Deepit Purkayastha, co-founder and chief executive of Inshorts Group, has been selected as a member of the IAB SEA+India Video Council for 2026. Run by the Interactive Advertising Bureau, the council brings together senior leaders from Southeast Asia and India to shape standards, best practices and measurement frameworks for the fast-evolving video and digital advertising ecosystem.
The timing is pointed. According to the IAMAI-Kantar Internet in India Report 2025, over 588 million Indians are now consuming short-video content, with growth increasingly driven by rural and non-metro audiences. India’s active internet user base has crossed 950 million, with 57 per cent of users now coming from rural markets. Yet the frameworks that govern how video consumption is measured and monetised were largely designed for single-language, Western markets and have struggled to keep pace with the scale, diversity and complexity of India’s digital landscape.
Purkayastha is no stranger to these debates. He already serves on the AI Council at Marketing and Media Alliance India and as co-chair of the Digital Entertainment Committee at the Internet and Mobile Association of India. His induction into the IAB SEA+India Video Council extends that influence into the global video standards arena.
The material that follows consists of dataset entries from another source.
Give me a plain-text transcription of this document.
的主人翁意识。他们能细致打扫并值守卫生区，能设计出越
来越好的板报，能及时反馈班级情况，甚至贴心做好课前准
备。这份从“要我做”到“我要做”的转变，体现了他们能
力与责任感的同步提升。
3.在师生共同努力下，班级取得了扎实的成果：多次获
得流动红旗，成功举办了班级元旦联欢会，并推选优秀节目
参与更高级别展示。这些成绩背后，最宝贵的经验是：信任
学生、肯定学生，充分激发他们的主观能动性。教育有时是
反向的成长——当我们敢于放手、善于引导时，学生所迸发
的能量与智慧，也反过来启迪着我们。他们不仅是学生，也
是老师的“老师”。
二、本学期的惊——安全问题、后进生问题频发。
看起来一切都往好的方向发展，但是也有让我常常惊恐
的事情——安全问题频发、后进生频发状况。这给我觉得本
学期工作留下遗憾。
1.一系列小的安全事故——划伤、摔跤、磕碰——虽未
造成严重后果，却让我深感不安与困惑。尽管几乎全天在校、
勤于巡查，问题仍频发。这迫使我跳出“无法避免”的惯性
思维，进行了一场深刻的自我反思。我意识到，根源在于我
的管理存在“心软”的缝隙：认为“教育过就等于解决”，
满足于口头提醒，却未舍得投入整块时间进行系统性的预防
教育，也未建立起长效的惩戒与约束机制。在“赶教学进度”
Inshorts Group sits squarely at the intersection of these forces. Its flagship product, Inshorts, India’s highest-rated short news app, reaches 12 million active users with 60-word news summaries. Its sister platform, Public App, reaches 80 million monthly active users across more than 700 districts and 12 languages, serving communities that most global platforms barely register.
Purkayastha said the opportunity was about building something more representative. “India today sits at the centre of the global video ecosystem, but the frameworks that define how value is created and measured have not always kept pace with the realities of our market,” he said. “Being part of the IAB SEA+India Video Council is an opportunity to contribute to a more representative and future-ready approach, one that accounts for diversity in language, context, and user intent.”
As a council member, Purkayastha will contribute to shaping regional standards across video advertising, measurement and platform governance, with a focus on frameworks that are native to India’s multilingual, mobile-first ecosystem rather than imported from global benchmarks designed elsewhere.
For years, India has been content to play by rules written for other markets. Purkayastha’s induction is a signal that it is done waiting to be consulted and ready to start writing them.